The boys have taken all the bacon, but only because Julia is a vegetarian. If she wasn't, she would get the most. I don't get any. I'm used to the feeling of starvation, though, because in Heaven Valley, emptiness was something to strive for. We didn't live off of sunlight and air, mind you, but eating very little allowed your spirit to be lifted closer to God. It was selfless and holy to take in only a meal or less a day.

"Madame Louisa! Carrie has a worm in her hair!" Julia squealed, eyes glittering maliciously. "It's very rude of her not to keep her hair clean, I wont be able to keep my breakfast down!"

"Hush, Julia. What silly games you children keep up. Carrie, take better care of your hair, it does look a touch greasy," she scolded.

I kept my pale golden head still, taking a small bite of toast, and then a smaller helping of fried egg. Julia whispered to Peter, who then whispered to Harold, and all three erupted in giggles that stung the back of my eyes. I had let them see me cry the very first morning, but I wouldn't let it happen again.

"Look what I found out in the garden!" Mr. Grammel, the groundskeeper, trudged in then, carrying with him a sweet little dummy dressed in a black tuxedo, a ruffled red carnation peeking out of his pocket. His hair flame-colored, his eyes emerald and quite grumpy as they glared at us all. "I'm going to wash this little devil up and put him in the playroom for you guys,"

"Look! Carrie is in love with him!" Julia announced, and my cheeks flushed as I turned back to my breakfast, eating in silence. I was only bemused by his expression, I had never had toys growing up, and certainly I'd never seen a doll that looked so lifelike. I hoped I could play with him and have him all to myself.

That night when lessons were over and we were allowed one hour in the playroom, which was really a museum of dusty, vintage toys we never touched, the dummy was there waiting for us, propped in a rocking chair on a velvet red cushion with his hands folded serenely in his lap. I stood in the doorway holding my breath, watching Peter step up to him and slap his wooden cheek cruelly.

"He's so ugly! Mr. Grammel should have burned him to put him out of his misery!" Julia wrinkled her nose in disgust.

"Let's put him in the fireplace, it's too cold tonight and we need the warmth," Harold said, and they all quickly agreed.

"Leave him alone!" I cried, running into the bitter room, taking the dummy into my arms. "I think he's nice,"

"Of course Carrie loves him, he's unwanted just like her," Julia sneered, and Peter and Harold began to chant 'Unwanted! Unwanted!', pleasing their mistress.

"Fine, go on and take him out of here, I can't stand the sight of him. He's appalling! He really would look much better in the fireplace," Julia reached out to yank a strand of my hair, understanding she could make a new pawn of the dummy.

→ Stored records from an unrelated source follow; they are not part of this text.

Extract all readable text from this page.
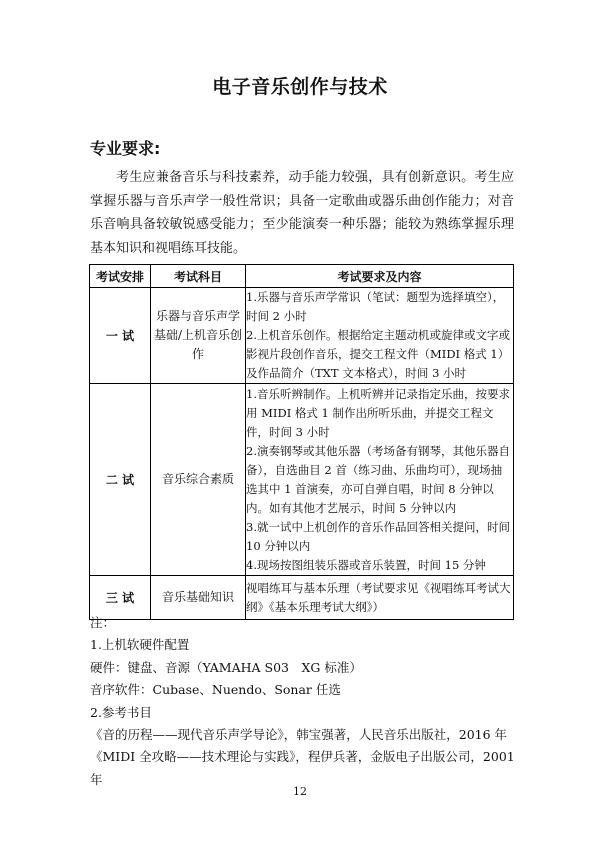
电子音乐创作与技术
专业要求:
考生应兼备音乐与科技素养，动手能力较强，具有创新意识。考生应掌握乐器与音乐声学一般性常识；具备一定歌曲或器乐曲创作能力；对音乐音响具备较敏锐感受能力；至少能演奏一种乐器；能较为熟练掌握乐理基本知识和视唱练耳技能。
考试安排	考试科目	考试要求及内容
一 试	乐器与音乐声学基础/上机音乐创作	1.乐器与音乐声学常识（笔试：题型为选择填空），时间 2 小时
2.上机音乐创作。根据给定主题动机或旋律或文字或影视片段创作音乐，提交工程文件（MIDI 格式 1）及作品简介（TXT 文本格式），时间 3 小时

二 试	音乐综合素质	1.音乐听辨制作。上机听辨并记录指定乐曲，按要求用 MIDI 格式 1 制作出所听乐曲，并提交工程文件，时间 3 小时
2.演奏钢琴或其他乐器（考场备有钢琴，其他乐器自备），自选曲目 2 首（练习曲、乐曲均可），现场抽选其中 1 首演奏，亦可自弹自唱，时间 8 分钟以内。如有其他才艺展示，时间 5 分钟以内
3.就一试中上机创作的音乐作品回答相关提问，时间 10 分钟以内
4.现场按图组装乐器或音乐装置，时间 15 分钟

三 试	音乐基础知识	视唱练耳与基本乐理（考试要求见《视唱练耳考试大纲》《基本乐理考试大纲》）
注：
1.上机软硬件配置
硬件：键盘、音源（YAMAHA S03　XG 标准）
音序软件：Cubase、Nuendo、Sonar 任选
2.参考书目
《音的历程——现代音乐声学导论》，韩宝强著，人民音乐出版社，2016 年
《MIDI 全攻略——技术理论与实践》，程伊兵著，金版电子出版公司，2001
年
12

Tears sting my eyes as I press the dummy protectively to my chest, stumbling back out into the dark hallway. It's only his first night here, and already they are treating him just as awful as they treat me. But I saved him, he's mine! "We'll be safe in my room," I whisper, setting him on the bed and shoving my desk chair beneath the doorknob. I change into my nightgown and climb in beside him, staring into his large, seedy eyes as the wind blows down the crisp autumn leaves outside. His wooden skin is icy to the touch, I shiver as I press a finger to his cheek. "You're cold as clay," He says nothing back. "I'm sorry they were so mean to you, they're mean to me too. It's so miserable here, but I'm glad we can be friends now. You will be my friend, won't you?"

Was it a trick of the moonlight? I swear that his green eye winked at me!